Bill Clinton: The Survivor

The Survivor, by John Harris, has been one of the best of the presidential biographies I've read. I read recently that it was considered one of the most accurate books about what it felt like and what happened inside the Clinton White House by by some of his insiders.

The book re-shaped many of my views of Clinton, with some wild swings in both directions. The Survivor is not like Woodward's "tick-tock" accounts (a phrase I learned in the book to describe the precisely chronological storytelling. Rather, it tackles topics by chapter, with the timeline roughly in place but with many chapters overlapping. It's a technique that works very well.

For me, I was blown away by how bad Clinton was as a manager of his own White House in the first two years of his presidency. The details of his affair with Monica Lewinsky were pretty shocking, too–not in any graphic sort of way, but in the absolute stupidity and arrogance. In the same way Democrats were upset with John Edwards when his affair was made public, asking, "What if he had our nomination right now?" the games Clinton was playing–once in public at a fundraiser–were just as unsettling.

I was also surprised that for all his reputation as a master politician how poor Clinton was at gauging the wind sometimes.
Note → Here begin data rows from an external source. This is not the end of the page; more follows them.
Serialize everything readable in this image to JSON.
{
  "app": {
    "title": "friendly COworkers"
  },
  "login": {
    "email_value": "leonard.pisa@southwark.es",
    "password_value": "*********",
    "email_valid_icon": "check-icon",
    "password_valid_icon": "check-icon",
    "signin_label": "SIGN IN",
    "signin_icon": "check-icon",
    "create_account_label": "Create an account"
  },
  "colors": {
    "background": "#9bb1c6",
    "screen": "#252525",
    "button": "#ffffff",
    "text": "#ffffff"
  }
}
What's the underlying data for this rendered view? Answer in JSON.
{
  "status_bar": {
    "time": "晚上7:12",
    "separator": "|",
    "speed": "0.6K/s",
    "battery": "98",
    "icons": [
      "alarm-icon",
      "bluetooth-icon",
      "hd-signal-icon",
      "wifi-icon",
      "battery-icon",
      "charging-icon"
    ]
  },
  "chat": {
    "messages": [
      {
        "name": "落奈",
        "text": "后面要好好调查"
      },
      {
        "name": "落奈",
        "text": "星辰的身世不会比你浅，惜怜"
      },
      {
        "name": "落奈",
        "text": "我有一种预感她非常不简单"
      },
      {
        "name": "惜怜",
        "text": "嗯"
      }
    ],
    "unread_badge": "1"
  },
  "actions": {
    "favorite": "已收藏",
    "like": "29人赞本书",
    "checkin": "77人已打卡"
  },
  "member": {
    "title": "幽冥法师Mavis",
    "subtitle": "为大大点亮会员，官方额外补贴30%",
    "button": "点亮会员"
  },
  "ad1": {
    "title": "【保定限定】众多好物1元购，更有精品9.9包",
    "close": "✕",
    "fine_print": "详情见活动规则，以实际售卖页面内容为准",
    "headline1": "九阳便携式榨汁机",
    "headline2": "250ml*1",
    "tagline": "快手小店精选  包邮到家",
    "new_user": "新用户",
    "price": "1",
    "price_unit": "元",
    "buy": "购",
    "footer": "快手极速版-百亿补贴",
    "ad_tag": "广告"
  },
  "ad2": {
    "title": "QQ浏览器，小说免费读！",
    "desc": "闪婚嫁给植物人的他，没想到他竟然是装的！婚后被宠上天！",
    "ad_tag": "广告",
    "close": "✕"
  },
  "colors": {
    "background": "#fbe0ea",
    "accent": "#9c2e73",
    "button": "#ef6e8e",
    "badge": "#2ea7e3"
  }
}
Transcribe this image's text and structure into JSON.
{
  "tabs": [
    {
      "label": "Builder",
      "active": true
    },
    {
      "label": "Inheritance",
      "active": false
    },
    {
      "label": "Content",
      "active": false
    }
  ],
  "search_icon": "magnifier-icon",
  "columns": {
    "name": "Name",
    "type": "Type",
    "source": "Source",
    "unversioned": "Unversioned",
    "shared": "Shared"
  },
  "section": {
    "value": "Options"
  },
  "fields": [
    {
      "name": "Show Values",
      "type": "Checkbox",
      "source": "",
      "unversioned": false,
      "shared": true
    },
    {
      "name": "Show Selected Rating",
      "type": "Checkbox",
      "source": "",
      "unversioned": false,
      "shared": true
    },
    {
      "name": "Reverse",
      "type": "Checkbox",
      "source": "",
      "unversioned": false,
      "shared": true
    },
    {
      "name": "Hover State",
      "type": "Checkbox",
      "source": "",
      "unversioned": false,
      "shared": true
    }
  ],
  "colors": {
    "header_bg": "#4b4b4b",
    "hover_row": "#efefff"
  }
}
He didn't foresee any potential controversy with his stance in 1992 (this was before Don't Ask Don't Tell) that gays should be able to serve in the military. On the flip side of that note, the book made it pretty clear that he was not always a slave to polls as he's often painted. What he was good at, was getting out of situations he'd gotten himself in to (hence, the title of the book).

In the policy arena, my respect for Clinton went up. NAFTA, his fiscal responsibility (however unwilling at times), and his foreign policy during his 2nd term all are noteworthy.

I came away from the book with a much better understanding of Clinton and his presidency, which is exactly what I've been looking for in my presidential biographies.

Now that I've finished the most recent three presidents, I'm going to jump back to the front of the line and read His Excellency, George Washington, which I'm treating as a follow-up to 1776, one of the best pieces of non-fiction I've read. After that, probably McCullough's John Adams. I watched the mini-series last year and now will read the book. After those two, I think I'll bounce forward again and tackle Herbert Walker Bush.